What can or cannot be achieved through prayer and meditation
Posted by robertpriddy on November 25, 2016
Many religious doctrines and sect or cult leaders claim that prayer can achieve anything. This defies all observation, common sense, reason and science. That little or nothing can be achieved is far more likely, while admitting that prayer and meditation can sometimes have a temporary psychological effect on the supplicant. Yet all who will can observe how so many people pray for years without result. Think of people down the millennia who have prayed for the second coming of Christ and countless similar vain hopes throughout the world religions. Or consider the example of the Tibetans who, collectively, surely prayed more than any known people in recent times… until the Chinese invaded and everything they cared for was destroyed and those who escaped death were dispossessed and exiled, the country usurped. Were their prayers answered?

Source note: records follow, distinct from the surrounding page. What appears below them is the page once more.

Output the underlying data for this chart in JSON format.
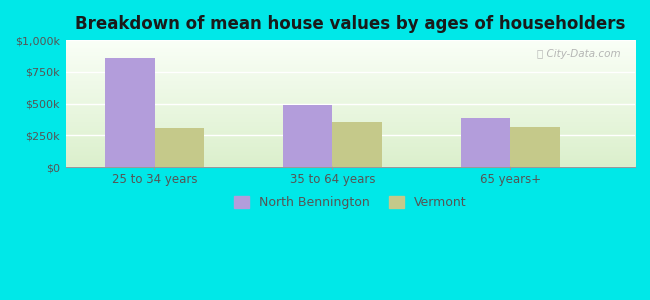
{
  "title": "Breakdown of mean house values by ages of householders",
  "categories": [
    "25 to 34 years",
    "35 to 64 years",
    "65 years+"
  ],
  "north_bennington": [
    857000,
    487000,
    387000
  ],
  "vermont": [
    310000,
    357000,
    320000
  ],
  "bar_color_nb": "#b39ddb",
  "bar_color_vt": "#c5c98a",
  "ylim": [
    0,
    1000000
  ],
  "yticks": [
    0,
    250000,
    500000,
    750000,
    1000000
  ],
  "ytick_labels": [
    "$0",
    "$250k",
    "$500k",
    "$750k",
    "$1,000k"
  ],
  "legend_nb": "North Bennington",
  "legend_vt": "Vermont",
  "background_outer": "#00e8e8",
  "watermark": "City-Data.com",
  "bar_width": 0.28,
  "title_fontsize": 12
}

Those who believe in the power of prayer and/or meditation will probably impute all good things they wished for which actually happen to their prayers. How often they pray without such ‘results’ is ignored or – if the opposite to their prayers occurs, the find rationalisations… such as God is teaching me a lesson or I was not deserving enough and so forth. Thus they remain trapped in their delusive belief.
Religious teachers and diverse other know-alls say that God often answers your prayers with other things than you want or expect, but with what is best for you – a case in point being all sufferings being “for your own eternal good”. See the duplicitous and self-defeating nature of prayer in that? To get what you didn’t pray for!
A key reason for the continued belief in prayer and in the power of meditation (apart from the vast promotion of these but for well-meaning and commercial purposes) is that the perceived results are entirely subjective in both cases. The effect is psychological, not of itself bringing objective changes in external or environmental circumstances. The psychological effect can obviously be positive, yet it can equally be deceptive and eventually ruinous. Just as in the case of the so-called medication with ’uppers’, continual use eventually leads to ‘downers’, whether due to depression or injudicious decisions while under the influence of physically-induced ‘happiness’.
As with a wide range of different powerful mind-altering substances (e.g. LSD-25, DMT, morphine and other opium derivates, exotic mushrooms), meditation can in some people cause ‘bad trips’ and can eventually lead to cognitive and mental derangement disorders. The human brain and mind can conjure forth every possible kind of inner experience under different circumstances, from deepened insight to hallucinations, from self discoveries to entrapment in unreality and hellish states of mind.
See further on this subject by John Horgan in the Scientific American at (https://blogs.scientificamerican.com/cross-check/meta-meditation-a-skeptic-meditates-on-meditation/)
https://blogs.scientificamerican.com/cross-check/meta-meditation-a-skeptic-meditates-on-meditation/
eileenweed said
Entirely true and excellently conveyed! Results from religious experiences, including with prayer, are entirely subjective. What is not subjective is the profit of ‘gurus’ who are not troubled by conscience (cheating well-meaning and naive people).